Technology impact
The new US trade settlement cycle will require a significant overhaul of existing technology infrastructure, potentially incurring high up-front costs for some firms. According to Accenture, some capital market participants are expecting the T+1 transition to cost them between US$6 and US$10 million over the ‘next few years.’ In-depth reviews of technology infrastructure will likely be necessary in order to identify gaps and inefficiencies.
All aspects of the trade life cycle, such as communications, connectivity, execution, processing, settlement and reconciliations will need to be optimised. This will likely mean embracing automation, including the use of APIs and cloud technologies and using straight-through processing, while reducing reliance on manual trade management processes and legacy infrastructures. Crucially, infrastructure will need to be resilient enough to withstand high transactional volumes and reduced settlement times while maintaining the integrity and security of existing operations. Interoperability and cohesion between different systems may be affected as financial firms adopt the necessary technologies, which will likely lead to more errors . Financial firms will also need to monitor the new architectures in order to mitigate against operational risks and bottlenecks.
The technological impact of T+1 will inevitably vary from firm to firm. Larger firms may have the funds to adopt automated technologies from technology vendors, or conversely, already have the relevant infrastructure in place. However, smaller firms may have to relocate operational teams if the increased technology expenditure is unfeasible.
Generally speaking, buyside firms’ technology will need to become more nimble and operate in real time. For example, due to T+1, the buyside will need technology that supplies prime brokers with real-time trade details as trades are matched between the asset manager and executing broker. Currently, buyside firms deliver trade data to executing brokers and prime brokers separately, which would not be appropriate for T+1 settlement if there were any trade discrepancies.
Sellside firms will require something akin to a real-time view of cash flows and inventories across the organisation. According to Broadridge, most firms currently do not have a holistic, real-time overview of their inventories, with positions spread between multiple DTCC accounts across multiple business lines and jurisdictions.
Business impact
In a T+1 settlement cycle, if a trade is executed today, the confirmation or affirmation process should occur on the trade date, effectively leaving no margin for error.

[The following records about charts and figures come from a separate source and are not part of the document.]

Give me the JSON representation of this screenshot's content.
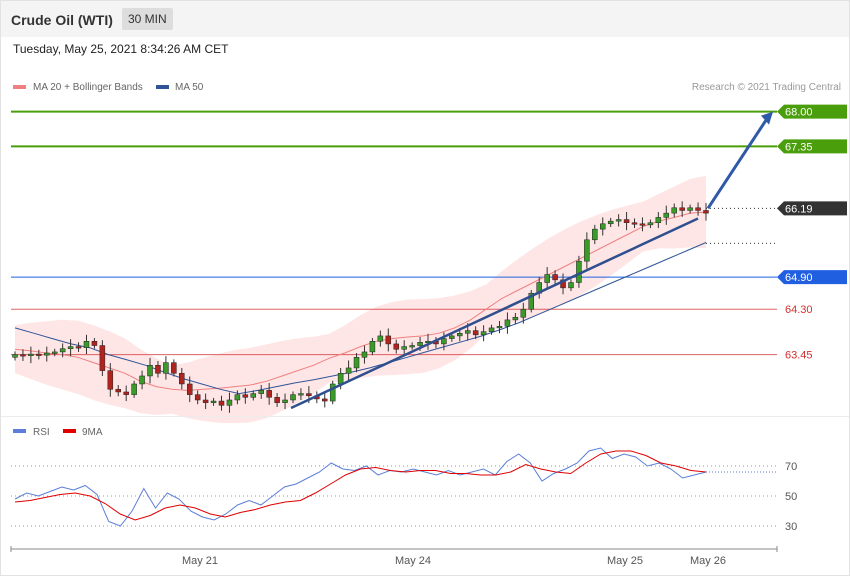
{
  "header": {
    "title": "Crude Oil (WTI)",
    "interval": "30 MIN",
    "datetime": "Tuesday, May 25, 2021 8:34:26 AM CET"
  },
  "legend": {
    "ma20": {
      "label": "MA 20 + Bollinger Bands",
      "color": "#f08080"
    },
    "ma50": {
      "label": "MA 50",
      "color": "#2f5597"
    },
    "credit": "Research © 2021 Trading Central"
  },
  "rsi_legend": {
    "rsi": {
      "label": "RSI",
      "color": "#5b7fd6"
    },
    "ma9": {
      "label": "9MA",
      "color": "#e00000"
    }
  },
  "levels": [
    {
      "value": 68.0,
      "label": "68.00",
      "kind": "resistance",
      "color": "#4a9e0c"
    },
    {
      "value": 67.35,
      "label": "67.35",
      "kind": "resistance",
      "color": "#4a9e0c"
    },
    {
      "value": 66.19,
      "label": "66.19",
      "kind": "last",
      "color": "#333333"
    },
    {
      "value": 64.9,
      "label": "64.90",
      "kind": "pivot",
      "color": "#1f5fe0"
    },
    {
      "value": 64.3,
      "label": "64.30",
      "kind": "support",
      "color": "#d32f2f"
    },
    {
      "value": 63.45,
      "label": "63.45",
      "kind": "support",
      "color": "#d32f2f"
    }
  ],
  "chart_data": [
    {
      "type": "line",
      "name": "price",
      "y_range": [
        62.3,
        68.2
      ],
      "series": [
        {
          "name": "Crude Oil (WTI)",
          "role": "close",
          "color": "#555555",
          "values": [
            63.45,
            63.43,
            63.46,
            63.44,
            63.48,
            63.5,
            63.56,
            63.6,
            63.58,
            63.7,
            63.62,
            63.15,
            62.8,
            62.75,
            62.7,
            62.9,
            63.05,
            63.25,
            63.1,
            63.3,
            63.1,
            62.9,
            62.7,
            62.6,
            62.55,
            62.58,
            62.5,
            62.6,
            62.7,
            62.65,
            62.72,
            62.78,
            62.65,
            62.55,
            62.6,
            62.7,
            62.72,
            62.68,
            62.62,
            62.58,
            62.9,
            63.1,
            63.2,
            63.4,
            63.5,
            63.7,
            63.8,
            63.65,
            63.55,
            63.6,
            63.62,
            63.68,
            63.7,
            63.65,
            63.75,
            63.8,
            63.85,
            63.9,
            63.82,
            63.88,
            63.95,
            63.98,
            64.1,
            64.15,
            64.3,
            64.6,
            64.8,
            64.95,
            64.85,
            64.7,
            64.8,
            65.2,
            65.6,
            65.8,
            65.9,
            65.95,
            65.98,
            65.92,
            65.9,
            65.88,
            65.92,
            66.02,
            66.1,
            66.2,
            66.15,
            66.2,
            66.15,
            66.1
          ]
        },
        {
          "name": "MA 20",
          "values": [
            63.55,
            63.52,
            63.48,
            63.45,
            63.4,
            63.3,
            63.2,
            63.1,
            62.95,
            62.85,
            62.8,
            62.78,
            62.8,
            62.82,
            62.85,
            62.88,
            62.95,
            63.05,
            63.15,
            63.25,
            63.38,
            63.48,
            63.6,
            63.7,
            63.75,
            63.78,
            63.8,
            63.85,
            63.95,
            64.1,
            64.3,
            64.5,
            64.65,
            64.8,
            64.95,
            65.1,
            65.25,
            65.4,
            65.55,
            65.7,
            65.85,
            65.95,
            66.02,
            66.1,
            66.12
          ]
        },
        {
          "name": "MA 50",
          "values": [
            63.95,
            63.85,
            63.75,
            63.65,
            63.58,
            63.45,
            63.35,
            63.25,
            63.12,
            63.0,
            62.9,
            62.8,
            62.72,
            62.78,
            62.85,
            62.92,
            62.98,
            63.05,
            63.12,
            63.2,
            63.3,
            63.4,
            63.5,
            63.6,
            63.7,
            63.8,
            63.92,
            64.05,
            64.2,
            64.35,
            64.5,
            64.65,
            64.8,
            64.95,
            65.1,
            65.25,
            65.4,
            65.55
          ]
        }
      ]
    },
    {
      "type": "line",
      "name": "rsi",
      "y_range": [
        20,
        80
      ],
      "gridlines": [
        70,
        50,
        30
      ],
      "x_labels": [
        "May 21",
        "May 24",
        "May 25",
        "May 26"
      ],
      "series": [
        {
          "name": "RSI",
          "color": "#5b7fd6",
          "values": [
            48,
            52,
            50,
            53,
            56,
            54,
            57,
            51,
            33,
            30,
            40,
            55,
            42,
            52,
            48,
            40,
            36,
            34,
            38,
            44,
            47,
            44,
            50,
            56,
            58,
            62,
            66,
            72,
            68,
            67,
            70,
            64,
            67,
            66,
            68,
            66,
            64,
            67,
            64,
            66,
            68,
            64,
            73,
            78,
            72,
            60,
            65,
            68,
            72,
            80,
            82,
            75,
            78,
            76,
            70,
            72,
            68,
            62,
            64,
            66
          ]
        },
        {
          "name": "9MA",
          "color": "#e00000",
          "values": [
            46,
            47,
            49,
            51,
            52,
            50,
            45,
            38,
            34,
            37,
            42,
            44,
            42,
            38,
            36,
            39,
            41,
            44,
            46,
            47,
            52,
            58,
            64,
            68,
            69,
            67,
            66,
            67,
            67,
            65,
            65,
            64,
            64,
            66,
            71,
            68,
            66,
            65,
            72,
            78,
            80,
            80,
            77,
            72,
            70,
            67,
            66
          ]
        }
      ]
    }
  ]
}
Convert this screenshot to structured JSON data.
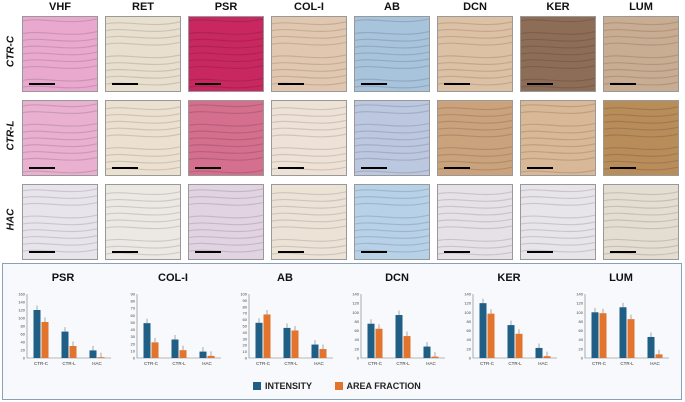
{
  "stains": [
    "VHF",
    "RET",
    "PSR",
    "COL-I",
    "AB",
    "DCN",
    "KER",
    "LUM"
  ],
  "rows": [
    "CTR-C",
    "CTR-L",
    "HAC"
  ],
  "tile_colors": {
    "CTR-C": [
      "#e9a9cf",
      "#e9dfcf",
      "#c8285f",
      "#e1c7b0",
      "#a8c3dc",
      "#dcc1a5",
      "#8e6d57",
      "#c8ad92"
    ],
    "CTR-L": [
      "#e9b0d0",
      "#ece1d1",
      "#d46f8e",
      "#eee2d6",
      "#bcc7e0",
      "#caa37c",
      "#d8b896",
      "#b88d5a"
    ],
    "HAC": [
      "#e8e4ec",
      "#ece8e4",
      "#e2d3e3",
      "#ede2d6",
      "#b7d1e8",
      "#e6e1e6",
      "#e7e4ea",
      "#e3ddd2"
    ]
  },
  "legend": {
    "intensity": "INTENSITY",
    "area_fraction": "AREA FRACTION",
    "intensity_color": "#1f5f85",
    "area_color": "#e2742e"
  },
  "chart_data": [
    {
      "type": "bar",
      "title": "PSR",
      "categories": [
        "CTR-C",
        "CTR-L",
        "HAC"
      ],
      "ylim": [
        0,
        160
      ],
      "yticks": [
        "0",
        "20",
        "40",
        "60",
        "80",
        "100",
        "120",
        "140",
        "160"
      ],
      "series": [
        {
          "name": "INTENSITY",
          "values": [
            120,
            66,
            19
          ]
        },
        {
          "name": "AREA FRACTION",
          "values": [
            90,
            30,
            2
          ]
        }
      ]
    },
    {
      "type": "bar",
      "title": "COL-I",
      "categories": [
        "CTR-C",
        "CTR-L",
        "HAC"
      ],
      "ylim": [
        0,
        90
      ],
      "yticks": [
        "0",
        "10",
        "20",
        "30",
        "40",
        "50",
        "60",
        "70",
        "80",
        "90"
      ],
      "series": [
        {
          "name": "INTENSITY",
          "values": [
            49,
            26,
            9
          ]
        },
        {
          "name": "AREA FRACTION",
          "values": [
            22,
            11,
            3
          ]
        }
      ]
    },
    {
      "type": "bar",
      "title": "AB",
      "categories": [
        "CTR-C",
        "CTR-L",
        "HAC"
      ],
      "ylim": [
        0,
        100
      ],
      "yticks": [
        "0",
        "10",
        "20",
        "30",
        "40",
        "50",
        "60",
        "70",
        "80",
        "90",
        "100"
      ],
      "series": [
        {
          "name": "INTENSITY",
          "values": [
            55,
            47,
            21
          ]
        },
        {
          "name": "AREA FRACTION",
          "values": [
            68,
            43,
            14
          ]
        }
      ]
    },
    {
      "type": "bar",
      "title": "DCN",
      "categories": [
        "CTR-C",
        "CTR-L",
        "HAC"
      ],
      "ylim": [
        0,
        140
      ],
      "yticks": [
        "0",
        "20",
        "40",
        "60",
        "80",
        "100",
        "120",
        "140"
      ],
      "series": [
        {
          "name": "INTENSITY",
          "values": [
            75,
            94,
            25
          ]
        },
        {
          "name": "AREA FRACTION",
          "values": [
            64,
            48,
            3
          ]
        }
      ]
    },
    {
      "type": "bar",
      "title": "KER",
      "categories": [
        "CTR-C",
        "CTR-L",
        "HAC"
      ],
      "ylim": [
        0,
        140
      ],
      "yticks": [
        "0",
        "20",
        "40",
        "60",
        "80",
        "100",
        "120",
        "140"
      ],
      "series": [
        {
          "name": "INTENSITY",
          "values": [
            120,
            72,
            22
          ]
        },
        {
          "name": "AREA FRACTION",
          "values": [
            97,
            53,
            4
          ]
        }
      ]
    },
    {
      "type": "bar",
      "title": "LUM",
      "categories": [
        "CTR-C",
        "CTR-L",
        "HAC"
      ],
      "ylim": [
        0,
        140
      ],
      "yticks": [
        "0",
        "20",
        "40",
        "60",
        "80",
        "100",
        "120",
        "140"
      ],
      "series": [
        {
          "name": "INTENSITY",
          "values": [
            100,
            111,
            46
          ]
        },
        {
          "name": "AREA FRACTION",
          "values": [
            98,
            85,
            8
          ]
        }
      ]
    }
  ]
}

It is key to note that the adjustment to the T+1 settlement cycle is not only a post-trade issue faced by post-trade divisions in firms, but rather, one faced by the entire firm. Critical business areas, ranging from front office trading desks to back office accounting and reconciliations teams will have to increase the speed and precision in which they carry out their daily duties. For example, the back office will need to come up with a process of swiftly updating and managing account information to provide the front office with an accurate overview of the actual cash balance available to them before executing a trade. Some middle office departments will now largely have to re-paper client agreements and shift to e-contracts. Given these increased pressures, a more unsettled and frenetic workflow could ensue. Again, this could lead to more errors being made, especially if personnel don’t have the sufficient skill sets to operate new technologies. Generally speaking, the shift to T+1 settlement will require a new mindset for financial firms, with automation having to override familiar but equally inefficient processes, such as batch processing. In addition to technical expertise, softer skills such as organisation and communication across different business departments will be of paramount importance.
The significance of the impact felt by financial firms in the new settlement cycle is also determined by the size and location of a firm’s core business. Smaller firms may find the reduced settlement cycle harder to deal with than larger ones, due to disparities in the size of teams who have to deal with the same, tighter settlement deadlines as their larger counterparts, while also fulfilling other duties. It may be necessary for headcounts to be increased or for the working hours of employees to be altered through implementing shift work.
In-scope firms will also need to adjust to time zone constraints, with businesses needing to exercise the possibility of outsourcing, or re-locating employees. As shown in part two of this three-part series, firms in the APAC region are set to be most affected by time zone challenges.